第13話・せっかく上ったのに?
自分の前に長く伸びる赤い絨毯。それは自分たちのいる場所から長く尾を引いて、花嫁の到着を寿ぐように、白を基調とした荘厳な王城の階段へと続いている。
(なんて高い。数多いわね)
アデルは階段の数の多さにため息を付きたくなった。ソラルダットの手前、それが出来ずに我慢するしかない。
「八十八段ある。上るのがきつい様なら……」
「いいえ。大丈夫です。こうして陛下が手を引いて下さるなら上がれますから」
アデルの心を読んだようにソラルダットが言う。アデルは首を振った。登れないなどと言ったなら、ソラルダットに抱き上げられそうだ。それだけは年頃の娘として避けたい気がする。もし、自分が重くてソラルダットが持ち上げられなかったら、恥かしい思いをしそうだ。
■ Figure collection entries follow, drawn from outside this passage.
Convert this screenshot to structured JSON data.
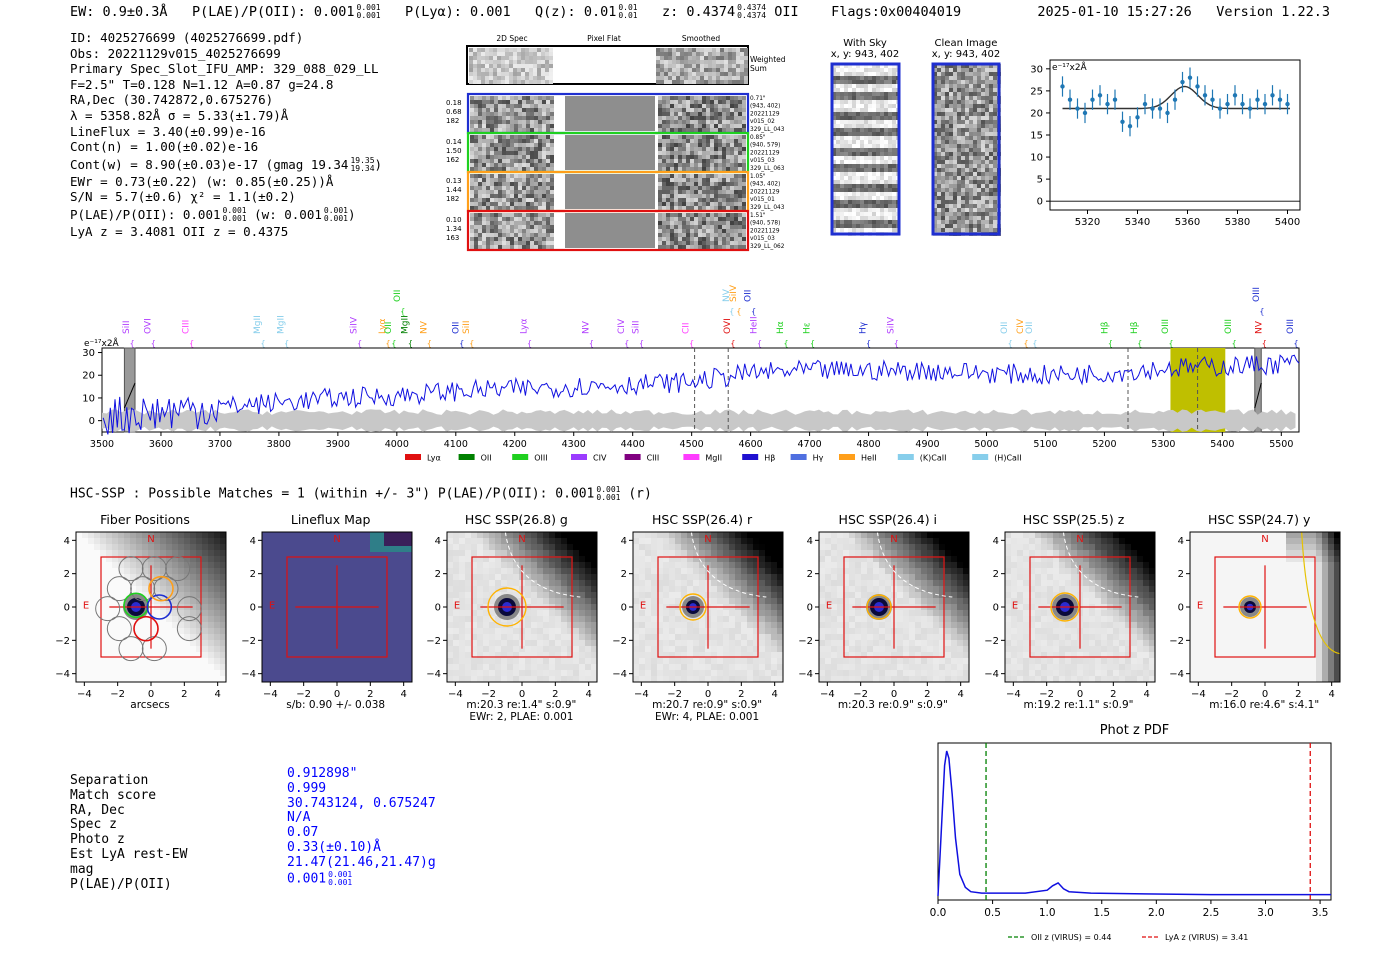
{
  "header": {
    "ew": "EW: 0.9±0.3Å",
    "plae_label": "P(LAE)/P(OII): 0.001",
    "plae_hi": "0.001",
    "plae_lo": "0.001",
    "plya": "P(Lyα): 0.001",
    "qz_label": "Q(z): 0.01",
    "qz_hi": "0.01",
    "qz_lo": "0.01",
    "z_label": "z: 0.4374",
    "z_hi": "0.4374",
    "z_lo": "0.4374",
    "z_line": "OII",
    "flags": "Flags:0x00404019",
    "datetime": "2025-01-10 15:27:26",
    "version": "Version 1.22.3"
  },
  "info": {
    "l1": "ID: 4025276699 (4025276699.pdf)",
    "l2": "Obs: 20221129v015_4025276699",
    "l3": "Primary Spec_Slot_IFU_AMP: 329_088_029_LL",
    "l4": "F=2.5\"  T=0.128  N=1.12  A=0.87  g=24.8",
    "l5": "RA,Dec (30.742872,0.675276)",
    "l6": "λ = 5358.82Å  σ = 5.33(±1.79)Å",
    "l7": "LineFlux = 3.40(±0.99)e-16",
    "l8": "Cont(n) = 1.00(±0.02)e-16",
    "l9": "Cont(w) = 8.90(±0.03)e-17 (gmag 19.34",
    "l9_hi": "19.35",
    "l9_lo": "19.34",
    "l10": "EWr = 0.73(±0.22) (w: 0.85(±0.25))Å",
    "l11": "S/N = 5.7(±0.6)  χ² = 1.1(±0.2)",
    "l12a": "P(LAE)/P(OII): 0.001",
    "l12_hi": "0.001",
    "l12_lo": "0.001",
    "l12b": "(w: 0.001",
    "l12b_hi": "0.001",
    "l12b_lo": "0.001",
    "l13": "LyA z = 3.4081  OII z = 0.4375"
  },
  "strips": {
    "col_titles": [
      "2D Spec",
      "Pixel Flat",
      "Smoothed"
    ],
    "weighted": "Weighted Sum",
    "rows": [
      {
        "left": [
          "0.18",
          "0.68",
          "182"
        ],
        "right": [
          "0.71\"",
          "(943, 402)",
          "20221129",
          "v015_02",
          "329_LL_043"
        ],
        "color": "#1f2fd0"
      },
      {
        "left": [
          "0.14",
          "1.50",
          "162"
        ],
        "right": [
          "0.85\"",
          "(940, 579)",
          "20221129",
          "v015_03",
          "329_LL_063"
        ],
        "color": "#1fd01f"
      },
      {
        "left": [
          "0.13",
          "1.44",
          "182"
        ],
        "right": [
          "1.05\"",
          "(943, 402)",
          "20221129",
          "v015_01",
          "329_LL_043"
        ],
        "color": "#ff9f1a"
      },
      {
        "left": [
          "0.10",
          "1.34",
          "163"
        ],
        "right": [
          "1.51\"",
          "(940, 578)",
          "20221129",
          "v015_03",
          "329_LL_062"
        ],
        "color": "#e01010"
      }
    ]
  },
  "cutouts": {
    "with_sky": "With Sky",
    "with_sky_xy": "x, y: 943, 402",
    "clean": "Clean Image",
    "clean_xy": "x, y: 943, 402"
  },
  "zoom_chart": {
    "type": "scatter",
    "units": "e⁻¹⁷x2Å",
    "xlim": [
      5305,
      5405
    ],
    "ylim": [
      -2,
      32
    ],
    "xticks": [
      5320,
      5340,
      5360,
      5380,
      5400
    ],
    "yticks": [
      0,
      5,
      10,
      15,
      20,
      25,
      30
    ],
    "x": [
      5310,
      5313,
      5316,
      5319,
      5322,
      5325,
      5328,
      5331,
      5334,
      5337,
      5340,
      5343,
      5346,
      5349,
      5352,
      5355,
      5358,
      5361,
      5364,
      5367,
      5370,
      5373,
      5376,
      5379,
      5382,
      5385,
      5388,
      5391,
      5394,
      5397,
      5400
    ],
    "y": [
      26,
      23,
      21,
      20,
      23,
      24,
      22,
      23,
      18,
      17,
      19,
      22,
      21,
      21,
      20,
      23,
      27,
      28,
      26,
      24,
      23,
      21,
      22,
      24,
      22,
      21,
      23,
      22,
      24,
      23,
      22
    ],
    "err": 2.3,
    "fit": {
      "continuum": 21,
      "amp": 5,
      "center": 5358.8,
      "sigma": 5.3
    }
  },
  "spec_lines": [
    {
      "label": "SiII",
      "x": 3546,
      "color": "#b03cff",
      "row": 0
    },
    {
      "label": "OVI",
      "x": 3582,
      "color": "#b03cff",
      "row": 0
    },
    {
      "label": "CIII",
      "x": 3647,
      "color": "#ff3cff",
      "row": 0
    },
    {
      "label": "MgII",
      "x": 3768,
      "color": "#87ceeb",
      "row": 0
    },
    {
      "label": "MgII",
      "x": 3808,
      "color": "#87ceeb",
      "row": 0
    },
    {
      "label": "SiIV",
      "x": 3932,
      "color": "#b03cff",
      "row": 0
    },
    {
      "label": "Lyα",
      "x": 3980,
      "color": "#ff9f1a",
      "row": 0
    },
    {
      "label": "OII",
      "x": 3990,
      "color": "#1fd01f",
      "row": 0
    },
    {
      "label": "MgII",
      "x": 4018,
      "color": "#008000",
      "row": 0
    },
    {
      "label": "NV",
      "x": 4050,
      "color": "#ff9f1a",
      "row": 0
    },
    {
      "label": "OII",
      "x": 4005,
      "color": "#1fd01f",
      "row": 1
    },
    {
      "label": "OII",
      "x": 4105,
      "color": "#1f2fd0",
      "row": 0
    },
    {
      "label": "SiII",
      "x": 4122,
      "color": "#ff9f1a",
      "row": 0
    },
    {
      "label": "Lyα",
      "x": 4220,
      "color": "#b03cff",
      "row": 0
    },
    {
      "label": "NV",
      "x": 4325,
      "color": "#b03cff",
      "row": 0
    },
    {
      "label": "CIV",
      "x": 4385,
      "color": "#b03cff",
      "row": 0
    },
    {
      "label": "SiII",
      "x": 4410,
      "color": "#b03cff",
      "row": 0
    },
    {
      "label": "CII",
      "x": 4495,
      "color": "#ff3cff",
      "row": 0
    },
    {
      "label": "OVI",
      "x": 4565,
      "color": "#e01010",
      "row": 0
    },
    {
      "label": "HeII",
      "x": 4610,
      "color": "#b03cff",
      "row": 0
    },
    {
      "label": "Hα",
      "x": 4655,
      "color": "#1fd01f",
      "row": 0
    },
    {
      "label": "Hε",
      "x": 4700,
      "color": "#1fd01f",
      "row": 0
    },
    {
      "label": "Hγ",
      "x": 4795,
      "color": "#1f2fd0",
      "row": 0
    },
    {
      "label": "SiIV",
      "x": 4842,
      "color": "#b03cff",
      "row": 0
    },
    {
      "label": "NV",
      "x": 4563,
      "color": "#87ceeb",
      "row": 1
    },
    {
      "label": "SiIV",
      "x": 4575,
      "color": "#ff9f1a",
      "row": 1
    },
    {
      "label": "OII",
      "x": 4600,
      "color": "#1f2fd0",
      "row": 1
    },
    {
      "label": "OII",
      "x": 5035,
      "color": "#87ceeb",
      "row": 0
    },
    {
      "label": "CIV",
      "x": 5062,
      "color": "#ff9f1a",
      "row": 0
    },
    {
      "label": "OII",
      "x": 5077,
      "color": "#87ceeb",
      "row": 0
    },
    {
      "label": "Hβ",
      "x": 5205,
      "color": "#1fd01f",
      "row": 0
    },
    {
      "label": "Hβ",
      "x": 5255,
      "color": "#1fd01f",
      "row": 0
    },
    {
      "label": "OIII",
      "x": 5308,
      "color": "#1fd01f",
      "row": 0
    },
    {
      "label": "OIII",
      "x": 5415,
      "color": "#1fd01f",
      "row": 0
    },
    {
      "label": "NV",
      "x": 5466,
      "color": "#e01010",
      "row": 0
    },
    {
      "label": "OIII",
      "x": 5462,
      "color": "#1f2fd0",
      "row": 1
    },
    {
      "label": "OIII",
      "x": 5520,
      "color": "#1f2fd0",
      "row": 0
    }
  ],
  "spec_chart": {
    "type": "line",
    "units": "e⁻¹⁷x2Å",
    "xlim": [
      3500,
      5530
    ],
    "ylim": [
      -5,
      32
    ],
    "xticks": [
      3500,
      3600,
      3700,
      3800,
      3900,
      4000,
      4100,
      4200,
      4300,
      4400,
      4500,
      4600,
      4700,
      4800,
      4900,
      5000,
      5100,
      5200,
      5300,
      5400,
      5500
    ],
    "yticks": [
      0,
      10,
      20,
      30
    ],
    "x": [
      3500,
      3600,
      3700,
      3800,
      3900,
      4000,
      4100,
      4200,
      4300,
      4400,
      4500,
      4600,
      4700,
      4800,
      4900,
      5000,
      5100,
      5200,
      5300,
      5400,
      5500,
      5530
    ],
    "y": [
      2,
      4,
      6,
      8,
      10,
      11,
      13,
      14,
      15,
      16,
      17,
      21,
      22,
      22,
      22,
      21,
      20,
      21,
      23,
      24,
      25,
      26
    ],
    "dashed": [
      4505,
      4562,
      5240,
      5358
    ],
    "highlight": [
      5312,
      5405
    ],
    "grey_bands": [
      [
        3538,
        3556
      ],
      [
        5455,
        5466
      ]
    ]
  },
  "legend": [
    {
      "label": "Lyα",
      "color": "#e01010"
    },
    {
      "label": "OII",
      "color": "#008000"
    },
    {
      "label": "OIII",
      "color": "#1fd01f"
    },
    {
      "label": "CIV",
      "color": "#9b3cff"
    },
    {
      "label": "CIII",
      "color": "#800080"
    },
    {
      "label": "MgII",
      "color": "#ff3cff"
    },
    {
      "label": "Hβ",
      "color": "#1f10d0"
    },
    {
      "label": "Hγ",
      "color": "#4f6fe0"
    },
    {
      "label": "HeII",
      "color": "#ff9f1a"
    },
    {
      "label": "(K)CaII",
      "color": "#87ceeb"
    },
    {
      "label": "(H)CaII",
      "color": "#87ceeb"
    }
  ],
  "hsc": {
    "title": "HSC-SSP : Possible Matches = 1 (within +/- 3\")  P(LAE)/P(OII): 0.001",
    "hi": "0.001",
    "lo": "0.001",
    "tail": "(r)"
  },
  "cutout_panels": [
    {
      "title": "Fiber Positions",
      "cap1": "arcsecs",
      "cap2": ""
    },
    {
      "title": "Lineflux Map",
      "cap1": "s/b: 0.90 +/- 0.038",
      "cap2": ""
    },
    {
      "title": "HSC SSP(26.8) g",
      "cap1": "m:20.3   re:1.4\"   s:0.9\"",
      "cap2": "EWr: 2, PLAE: 0.001"
    },
    {
      "title": "HSC SSP(26.4) r",
      "cap1": "m:20.7   re:0.9\"   s:0.9\"",
      "cap2": "EWr: 4, PLAE: 0.001"
    },
    {
      "title": "HSC SSP(26.4) i",
      "cap1": "m:20.3   re:0.9\"   s:0.9\"",
      "cap2": ""
    },
    {
      "title": "HSC SSP(25.5) z",
      "cap1": "m:19.2   re:1.1\"   s:0.9\"",
      "cap2": ""
    },
    {
      "title": "HSC SSP(24.7) y",
      "cap1": "m:16.0   re:4.6\"   s:4.1\"",
      "cap2": ""
    }
  ],
  "cutout_axis": {
    "ticks": [
      "−4",
      "−2",
      "0",
      "2",
      "4"
    ],
    "N": "N",
    "E": "E"
  },
  "match": {
    "keys": [
      "Separation",
      "Match score",
      "RA, Dec",
      "Spec z",
      "Photo z",
      "Est LyA rest-EW",
      "mag",
      "P(LAE)/P(OII)"
    ],
    "vals": [
      "0.912898\"",
      "0.999",
      "30.743124, 0.675247",
      "N/A",
      "0.07",
      "0.33(±0.10)Å",
      "21.47(21.46,21.47)g",
      "0.001"
    ],
    "plae_hi": "0.001",
    "plae_lo": "0.001"
  },
  "pdf_chart": {
    "type": "line",
    "title": "Phot z PDF",
    "xlim": [
      0,
      3.6
    ],
    "xticks": [
      0.0,
      0.5,
      1.0,
      1.5,
      2.0,
      2.5,
      3.0,
      3.5
    ],
    "x": [
      0.0,
      0.03,
      0.06,
      0.08,
      0.1,
      0.13,
      0.16,
      0.2,
      0.25,
      0.3,
      0.4,
      0.6,
      0.8,
      1.0,
      1.05,
      1.1,
      1.15,
      1.2,
      1.4,
      1.8,
      2.5,
      3.6
    ],
    "y": [
      0.0,
      0.45,
      0.9,
      1.0,
      0.95,
      0.7,
      0.4,
      0.15,
      0.06,
      0.03,
      0.02,
      0.02,
      0.02,
      0.04,
      0.07,
      0.09,
      0.05,
      0.03,
      0.02,
      0.015,
      0.01,
      0.01
    ],
    "oii_z": 0.44,
    "lya_z": 3.41,
    "legend_oii": "OII z (VIRUS) = 0.44",
    "legend_lya": "LyA z (VIRUS) = 3.41",
    "oii_color": "#008000",
    "lya_color": "#e01010"
  }
}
アデルが断ると、ソラルダットが残念そうな顔をした気がしたが、アデルは構わず階段に足をかけた。それでも傍で支える気になったらしく、一歩一歩踏みしめて歩くアデルの歩調に合わせて歩いてくれた。階段をドレスで歩くのにはいつもヒヤヒヤする。ドレスの裾は踏みそうになるし、裾に気をとらわれ過ぎると、階段に躓きそうになるからだ。王族の者として階段で転ぶなんて外聞も悪い。
(はああ。なんとか登り切ったわ。やったわ)
顔は平静を装っていても、背中に変な汗をかきながら最上階にたどり着いたアデルは、無事に障害を乗り切って、笑みを浮かべた。階段の数は多かったが上りきった後の気持ちは達成感があって、やりきった自分には拍手を送りたくなった。付き合ってくれたソラルダットにも感謝である。
並び立つソラルダットに目をやれば、八十八段の階段を登りきったというのに、息を切らすこともなく、何事もなかったかのように平然とした顔をしていた。そういえばアデルに手を貸して上ってる間にも、彼はなんでもないような顔をしていた気がする。男性と女性の体の違いだろうか?
最上階にたどり着いてアデルの目に映ったのは、そこに居並ぶマクルナ国王の重鎮たちの姿だった。みなリスバーナ北国の重鎮たちよりも年は若く、体軀のいい男たちが揃っていた。
「陛下。お帰りなさいませ」
なかでも年嵩で列の先頭に立っていた事から、他のものより地位が高いと思われる男が皆を代表して進み出た。背はソラルダットほど高くなく黒髪は短く刈っていて、一重の瞳には強い眼力が感じられる。厳めしい顔つきの中年男性だ。
「うむ。エンデル。余の留守中、みな変わりはなかったか?」
「はい。こちらは退屈するほど何もありませんでしたよ。陛下こそしばらく会わないうちに、身の周りが急に華やかになられたようで。わざわざご婦人を伴って、長い階段を登らずともスロープがありましたものを」
エンゲルは、自分の主が連れて来た女性に関心を抱いた様で、アデルと目が合うと笑いかけてきた。アデルが微笑み返すと目尻を下げ、威圧を感じさせる雰囲気がさらに和らいだ。見た目と違って性格はきつくなさそうだ。
「スロープ?」
聞きなれない言葉に耳を疑うと、ソラルダットが説明してくれる。
「我が国では傾斜のことをスロープと言っている。我が城には階段の裏側に、なだらかな傾斜があって、階段を登るのが辛いご婦人方や、御高齢の方々にはそちらを使ってもらっている。そなたにもそのことを伝えようとしたのだが……」
「じゃあ、あの言葉は」
(なんてこと。じゃあ、さきほど言いかけたのはそれだったと言うの?)
アデルは、勘違いした自分の迂闊さに赤面した。
階段を前にしてソラルダットが言った、上がるのが辛ければ…の後にスロープもあると言いかけたのを、彼が自分を抱き上げてくれるものと思い込んでいたのだ。
(いやああ。恥かし過ぎる。まるでわたくしがそう望んでたみたいだわ)
耳まで赤くなったアデルを、おかしそうに見ていたエンデルが聞いてくる。
「こちらがかの有名な……」
「エンデル。リスバーナ北国王女殿下だ。失礼のないようにな」
「は。承知しました」
「頼んでおいた離宮の用意は出来てるか?」
「はい。すでに用意してあります」
エンデルは気安い態度から、主に対する臣下の態度のそれへと変えた。
「では。王女殿下をすぐに案内して差し上げてくれ。すぐに馬車の用意を」
「御意」
ソラルダットは名残惜しそうにアデルから離れると、エンデルに馬車の用意を告げた。